Not forgetful: just traumatized...

Note: I recently began a new job. I have two new coworkers: Kim is a few years younger than I. We have worked together before. He's a good guy, but has temper issues. He comes from a similarly abusive home: I now realize that is why I always understood him so well. I also have a new coworker named Joe, who is a certifiable narcissist. These two coworkers will be figuring prominently in my journal for a while.

Kim said, “I have social anxiety about meeting new people.” I thought, “I know. I have that too.”

Then I thought…I have anxiety because I am assuming that people will be harsh with me, just like my dad was.

I told him later, “I am a forgetful person.” I regretted it as soon as I said it. Am I a forgetful person? Certainly, I am not as good at remembering details as my wife — but then, very few people are as good at remembering things as she is. She is a very organized person. I think I am more average: I think a lot of people are like myself.

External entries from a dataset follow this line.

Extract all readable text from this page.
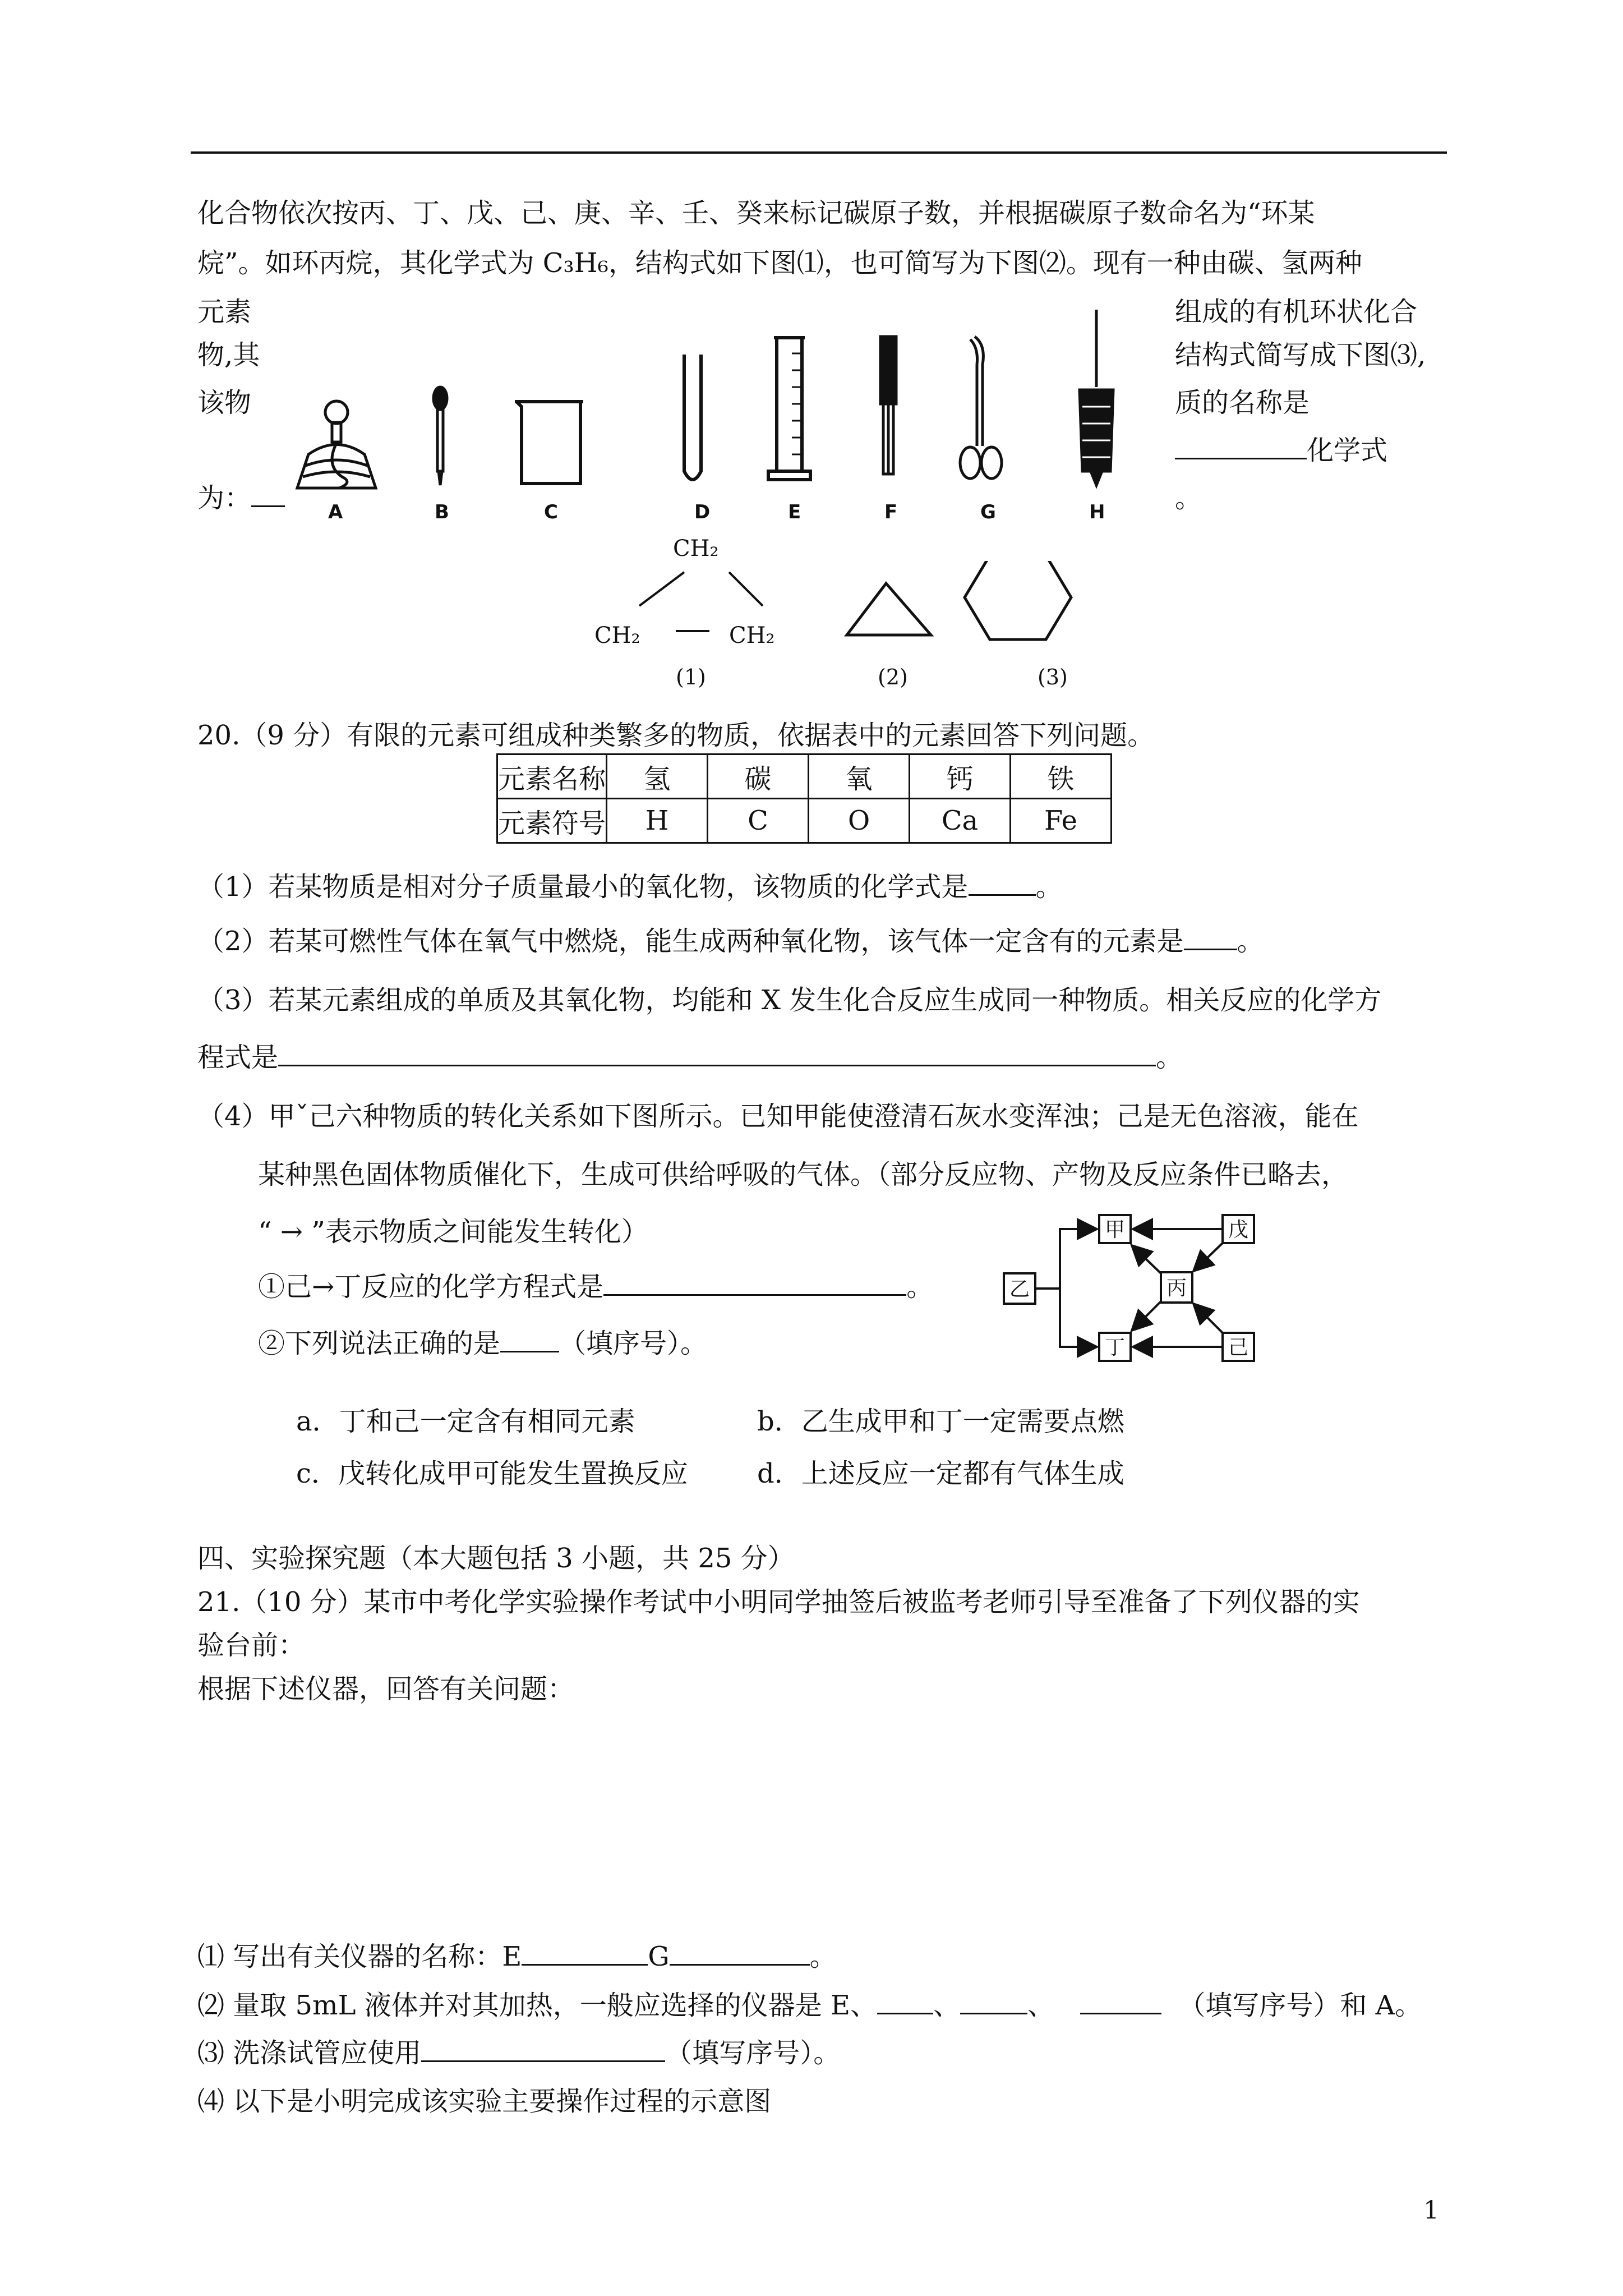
化合物依次按丙、丁、戊、己、庚、辛、壬、癸来标记碳原子数，并根据碳原子数命名为“环某
烷”。如环丙烷，其化学式为 C₃H₆，结构式如下图⑴，也可简写为下图⑵。现有一种由碳、氢两种
元素
物,其
该物
为：
组成的有机环状化合
结构式简写成下图⑶,
质的名称是
化学式
。
A	B	C	D	E	F	G	H
CH₂
CH₂	CH₂
(1)	(2)	(3)
20.（9 分）有限的元素可组成种类繁多的物质，依据表中的元素回答下列问题。
元素名称	氢	碳	氧	钙	铁
元素符号	H	C	O	Ca	Fe
（1）若某物质是相对分子质量最小的氧化物，该物质的化学式是	。
（2）若某可燃性气体在氧气中燃烧，能生成两种氧化物，该气体一定含有的元素是 。
（3）若某元素组成的单质及其氧化物，均能和 X 发生化合反应生成同一种物质。相关反应的化学方
程式是	。
（4）甲ˇ己六种物质的转化关系如下图所示。已知甲能使澄清石灰水变浑浊；己是无色溶液，能在
某种黑色固体物质催化下，生成可供给呼吸的气体。（部分反应物、产物及反应条件已略去，
“ → ”表示物质之间能发生转化）
①己→丁反应的化学方程式是	。
②下列说法正确的是 （填序号）。
甲	戊
乙	丙
丁	己
a．丁和己一定含有相同元素	b．乙生成甲和丁一定需要点燃
c．戊转化成甲可能发生置换反应	d．上述反应一定都有气体生成
四、实验探究题（本大题包括 3 小题，共 25 分）
21.（10 分）某市中考化学实验操作考试中小明同学抽签后被监考老师引导至准备了下列仪器的实
验台前：
根据下述仪器，回答有关问题：
⑴ 写出有关仪器的名称：E	G	。
⑵ 量取 5mL 液体并对其加热，一般应选择的仪器是 E、 、	、	（填写序号）和 A。
⑶ 洗涤试管应使用	（填写序号）。
⑷ 以下是小明完成该实验主要操作过程的示意图
1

But when I get really flustered, and do really stupid things, it is because I am stressed. And why am I stressed? Likely, because I am reliving childhood anxiety. I am assuming that people I don’t know will be like my dad: they will come down hard on me for my mistakes, and so I focus so hard on being perfect that I forget silly things, and then my dad’s voice in my head judges my harshly.

"Bright boy!"
"That wasn't very smart, now was it?"
"Why don't you just...think for once?"
"Just...go. Let me clean this up. You've done enough..."
"This is the third one you've messed up this week. Do you know how much that will cost me?!"

Why was my dad so hard on me?

Someone might say, “he was hard on us because he loved us.” But I’m not sure that’s true. He didn’t drive us to perfection like a loving but disciplined father would. He just “freaked out” when we made mistakes. He said that I was sensitive, and my brothers could take it. But I’m not sure now that they really took it any better — just differently.

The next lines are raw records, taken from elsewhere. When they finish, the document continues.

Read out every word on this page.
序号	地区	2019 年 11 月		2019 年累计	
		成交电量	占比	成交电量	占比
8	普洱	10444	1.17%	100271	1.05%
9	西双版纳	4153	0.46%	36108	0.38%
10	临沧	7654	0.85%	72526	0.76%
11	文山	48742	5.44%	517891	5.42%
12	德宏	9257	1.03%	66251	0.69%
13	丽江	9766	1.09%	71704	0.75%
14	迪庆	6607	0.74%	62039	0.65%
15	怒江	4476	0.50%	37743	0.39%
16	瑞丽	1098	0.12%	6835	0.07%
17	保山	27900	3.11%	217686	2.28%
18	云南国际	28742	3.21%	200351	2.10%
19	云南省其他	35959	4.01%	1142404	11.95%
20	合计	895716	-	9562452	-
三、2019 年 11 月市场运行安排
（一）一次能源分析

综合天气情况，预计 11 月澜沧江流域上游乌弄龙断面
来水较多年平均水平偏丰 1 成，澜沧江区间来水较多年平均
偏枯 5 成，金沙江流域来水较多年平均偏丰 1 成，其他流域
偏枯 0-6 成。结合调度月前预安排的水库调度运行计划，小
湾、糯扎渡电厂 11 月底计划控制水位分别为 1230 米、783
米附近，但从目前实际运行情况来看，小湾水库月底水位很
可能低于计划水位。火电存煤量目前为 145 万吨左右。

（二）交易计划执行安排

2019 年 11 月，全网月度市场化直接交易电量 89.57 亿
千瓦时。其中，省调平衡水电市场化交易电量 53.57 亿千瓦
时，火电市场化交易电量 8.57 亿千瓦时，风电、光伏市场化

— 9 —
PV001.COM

I think he was hard on us because he saw us as an extension of himself. And he thought that he was perfect, and could never be wrong.

And so when we, as children, would come to a new situation, he would expect us to instantly know how to do it right — the first time. If we tried something new, and didn’t get it right (especially if we broke something, or caused a mess) we could expect to hear an outburst of rage, shame, and maybe sarcasm, such as,

“Well, good going.”
“You sure weren’t thinking.”
“Open your eyes! Obviously, you do it this way….”
“Nice going, bright boy”

Sometimes, if we really messed up (costing money) he would rage on and on. I remember one time I lost a part of a carbourator, while helping him in the shop. He raged and raged and raged. I felt so stupid, and so small. I just wanted to leave that shop and never, ever, ever fix anything again. But I wasn’t allowed to leave, because that was my summer job/chores. His words were just so harsh.

Why would he put us so often in difficult situations? Very often, he would give us children adult tasks to do, such as fixing a lawnmower, or driving the car (on the ice-road). These experiences weren’t all bad. Sometimes we succeeded, and he did push us to learn new things. But when we failed, the consequences were painful, and damaging.

Why did he do it?

Of course, in some way, he was pushing us for our good. “Even you, being evil, know how to give good gifts to your children.” (Mat. 7:11) However, there was also a selfishness. Again, he saw us as an extension of himself. And he was in a desperate, narcissistic competition with the world. And so he wanted his children to be able to ride motorbikes, and fix cars, and read the bible, and do various tasks better than other people. He wanted us to be able to come to a new situation, and figure out instantly how to make something work…because if we did, that meant that he did (at least, that “my boy” did). But if we failed (and we failed often, because he put us up to tasks too difficult for us) then he felt like he failed. And a narcissist is not able to process failure. It causes narcissistic injury, leading to narcissistic rage.

And that rage poured out on us, and especially on myself. The more it came, the more I froze. And the more I froze, the more I did stupid things, causing more rage.

And that is why I have described myself as “forgetful,” and “shy” and sometimes “fumbly” and “I do stupid things.” Not because I actually am any of these things. But because I was parented by a narcissist, who was living out his own dysfunction through us. Instead of patiently coaching us through life, he was living out his narcissistic competition with the world through us: and when we failed him, he made us pay.

And I am still paying the price of his immaturities to this day: but less so as I find healing for these matters.